From Inside Indonesia:

After decades of haze, the media attention, civil society activism and academic research on haze has increasingly made the totality of the issues related to the fires and haze clearer to the regional community.

—Dr Helena Varkkey

It must also be noted that while the largest amount of palm, pulp and paper-related pollution may stem from Indonesian territory, many of the companies operating, trading and investing in the Indonesian industries are in fact based in Malaysia and Singapore.

The case of Singapore

As an example, let’s take Singapore. Small, wealthy and highly developed, it is particularly vulnerable to both fires in neighboring Indonesia and Malaysia as well as global climate change. When the forest fires erupt, the resultant haze blankets the city-state. An inconvenience and a health risk, this raises the ire of many Singaporeans. But there is another looming danger — less immediate, but potentially much more catastrophic.

A recent article in China Dialogue examines Singapore’s unique position in the region: stable and rich, yet vulnerable to events in much larger neighboring countries. Singapore is also using its monetary and technical advantages to come up with concrete plans and infrastructure that will deal with the challenges of a changing climate.

Some climate-related difficulties a future Singapore may face:

  • Already, nowhere else in the world is hotter and wetter. How will it cope if and when these factors increase?
  • As a wealthy city, Singapore will be a popular destination for regional climate refugees who will flock there from much poorer places.
  • Though a major threat may be at least a couple hundred years away, the low-lying city-state is especially vulnerable to rising sea levels.
  • Though secure in terms of water, Singapore imports 90 percent of its food. A climate-related food crisis in the region may be the most serious challenge it could face.

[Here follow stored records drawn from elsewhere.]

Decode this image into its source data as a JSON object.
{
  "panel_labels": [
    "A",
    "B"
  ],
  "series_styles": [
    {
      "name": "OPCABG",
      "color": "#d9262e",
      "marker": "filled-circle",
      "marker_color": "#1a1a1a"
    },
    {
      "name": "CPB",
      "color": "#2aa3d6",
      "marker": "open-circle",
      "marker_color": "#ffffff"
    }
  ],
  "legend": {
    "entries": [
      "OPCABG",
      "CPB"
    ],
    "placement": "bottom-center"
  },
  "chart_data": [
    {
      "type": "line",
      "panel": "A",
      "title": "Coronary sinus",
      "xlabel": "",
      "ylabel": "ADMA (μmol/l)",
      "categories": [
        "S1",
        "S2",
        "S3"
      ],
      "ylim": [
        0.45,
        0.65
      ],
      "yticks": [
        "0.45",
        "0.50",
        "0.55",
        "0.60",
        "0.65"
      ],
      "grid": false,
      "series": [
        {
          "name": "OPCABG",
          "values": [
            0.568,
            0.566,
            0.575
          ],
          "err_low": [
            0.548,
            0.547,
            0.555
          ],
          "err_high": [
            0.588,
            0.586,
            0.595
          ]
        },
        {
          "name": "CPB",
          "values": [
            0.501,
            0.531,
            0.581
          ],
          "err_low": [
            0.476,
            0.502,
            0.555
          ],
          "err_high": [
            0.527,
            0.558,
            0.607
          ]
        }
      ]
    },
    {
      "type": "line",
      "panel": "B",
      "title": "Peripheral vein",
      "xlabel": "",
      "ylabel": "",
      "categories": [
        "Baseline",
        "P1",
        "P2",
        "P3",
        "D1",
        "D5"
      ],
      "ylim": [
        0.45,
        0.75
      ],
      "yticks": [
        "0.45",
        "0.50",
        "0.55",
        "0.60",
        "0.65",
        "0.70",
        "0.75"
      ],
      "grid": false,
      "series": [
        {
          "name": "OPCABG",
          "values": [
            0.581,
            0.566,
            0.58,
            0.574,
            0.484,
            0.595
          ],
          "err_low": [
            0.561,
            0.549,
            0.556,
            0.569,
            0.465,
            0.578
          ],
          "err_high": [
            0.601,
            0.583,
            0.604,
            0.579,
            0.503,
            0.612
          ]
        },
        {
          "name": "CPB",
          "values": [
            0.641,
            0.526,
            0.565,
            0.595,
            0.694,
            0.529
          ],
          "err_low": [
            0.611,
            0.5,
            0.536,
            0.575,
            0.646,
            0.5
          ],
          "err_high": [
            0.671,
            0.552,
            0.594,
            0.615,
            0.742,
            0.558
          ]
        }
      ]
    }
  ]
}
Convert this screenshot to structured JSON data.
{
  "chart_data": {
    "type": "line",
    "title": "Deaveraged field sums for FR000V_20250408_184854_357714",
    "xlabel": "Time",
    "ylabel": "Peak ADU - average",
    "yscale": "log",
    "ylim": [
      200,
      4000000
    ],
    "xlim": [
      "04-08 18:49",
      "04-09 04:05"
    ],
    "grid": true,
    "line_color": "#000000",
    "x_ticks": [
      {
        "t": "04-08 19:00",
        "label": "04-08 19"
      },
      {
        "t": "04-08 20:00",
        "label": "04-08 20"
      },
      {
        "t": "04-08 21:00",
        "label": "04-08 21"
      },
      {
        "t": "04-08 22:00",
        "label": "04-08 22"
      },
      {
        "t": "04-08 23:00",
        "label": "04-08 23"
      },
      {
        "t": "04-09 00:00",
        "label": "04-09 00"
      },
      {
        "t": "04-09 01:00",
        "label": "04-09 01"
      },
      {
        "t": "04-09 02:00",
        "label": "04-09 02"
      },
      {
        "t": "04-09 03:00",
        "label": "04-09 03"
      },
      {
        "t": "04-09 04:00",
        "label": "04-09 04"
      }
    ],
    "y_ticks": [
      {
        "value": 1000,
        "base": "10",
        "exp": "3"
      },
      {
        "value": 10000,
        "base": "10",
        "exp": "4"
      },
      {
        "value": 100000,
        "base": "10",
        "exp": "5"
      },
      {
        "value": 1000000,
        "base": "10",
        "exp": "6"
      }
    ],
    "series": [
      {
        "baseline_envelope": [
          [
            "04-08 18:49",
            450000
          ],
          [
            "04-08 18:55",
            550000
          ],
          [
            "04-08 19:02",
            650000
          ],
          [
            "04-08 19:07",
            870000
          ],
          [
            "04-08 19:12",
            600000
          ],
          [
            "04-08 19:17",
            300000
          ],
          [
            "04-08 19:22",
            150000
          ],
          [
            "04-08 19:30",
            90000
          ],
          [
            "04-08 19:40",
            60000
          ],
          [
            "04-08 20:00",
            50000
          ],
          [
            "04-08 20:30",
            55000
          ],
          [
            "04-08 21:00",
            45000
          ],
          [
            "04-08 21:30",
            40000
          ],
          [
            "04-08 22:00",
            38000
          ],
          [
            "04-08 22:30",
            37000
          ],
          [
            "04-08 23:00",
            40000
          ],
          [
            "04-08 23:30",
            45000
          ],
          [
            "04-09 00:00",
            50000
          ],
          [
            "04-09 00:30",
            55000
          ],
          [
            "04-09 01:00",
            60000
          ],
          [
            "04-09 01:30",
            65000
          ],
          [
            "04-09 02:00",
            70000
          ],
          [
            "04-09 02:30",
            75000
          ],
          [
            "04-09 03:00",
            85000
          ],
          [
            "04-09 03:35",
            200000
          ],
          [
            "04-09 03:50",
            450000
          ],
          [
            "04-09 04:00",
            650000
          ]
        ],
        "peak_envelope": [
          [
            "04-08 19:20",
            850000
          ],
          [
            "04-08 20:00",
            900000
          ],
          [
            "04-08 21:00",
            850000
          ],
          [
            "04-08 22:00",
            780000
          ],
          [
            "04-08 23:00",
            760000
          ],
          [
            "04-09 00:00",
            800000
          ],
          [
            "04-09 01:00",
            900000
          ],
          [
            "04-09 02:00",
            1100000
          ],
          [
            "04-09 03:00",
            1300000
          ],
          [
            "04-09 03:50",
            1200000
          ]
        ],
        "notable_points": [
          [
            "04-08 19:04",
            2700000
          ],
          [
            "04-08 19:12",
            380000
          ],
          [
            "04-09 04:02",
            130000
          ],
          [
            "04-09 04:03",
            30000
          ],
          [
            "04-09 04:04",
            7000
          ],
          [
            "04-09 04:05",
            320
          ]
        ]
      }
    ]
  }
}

Efforts and possible solutions to the palm, pulp and paper problem

In essence, there are three categories of actors coming up with solutions and measures to resolve the environmental and health crisis: the governments of the participating countries; the palm, paper and pulp companies themselves; and activist groups/NGOs.

  • Concrete examples in the first category include the government of Singapore offering aircraft, satellite imagery and fire-fighting help to Indonesia during the dry season. This is a helpful and necessary action, but is only combating a symptom, not the cause.
  • The palm oil companies — eager to continue producing their product, but naturally wary of the bad publicity large amounts of smog or photos of orphaned orangutans cause — have initiated programs such as the Fire Free Village Programme, started by Indonesia’s second largest pulp and paper company, the APRIL Group. The program has reportedly been very successful.
  • A recent example from the activist community is Greenpeace Indonesia’s “near real-time” map of Indonesian forest fires, allowing the public to track fires and deforestation caused by industry in the country. Greenpeace announced that the map is to support Indonesian President Joko Widodo’s “plans to restore and protect damaged and at-risk areas”.
  • Finally, there is the RSPO, the Roundtable on Sustainable Palm Oil, which brings together representatives of all levels of the industry, NGOs, governments and consumers in order to work towards a sustainable solution. Reactions from activist communities towards the RSPO have been mixed.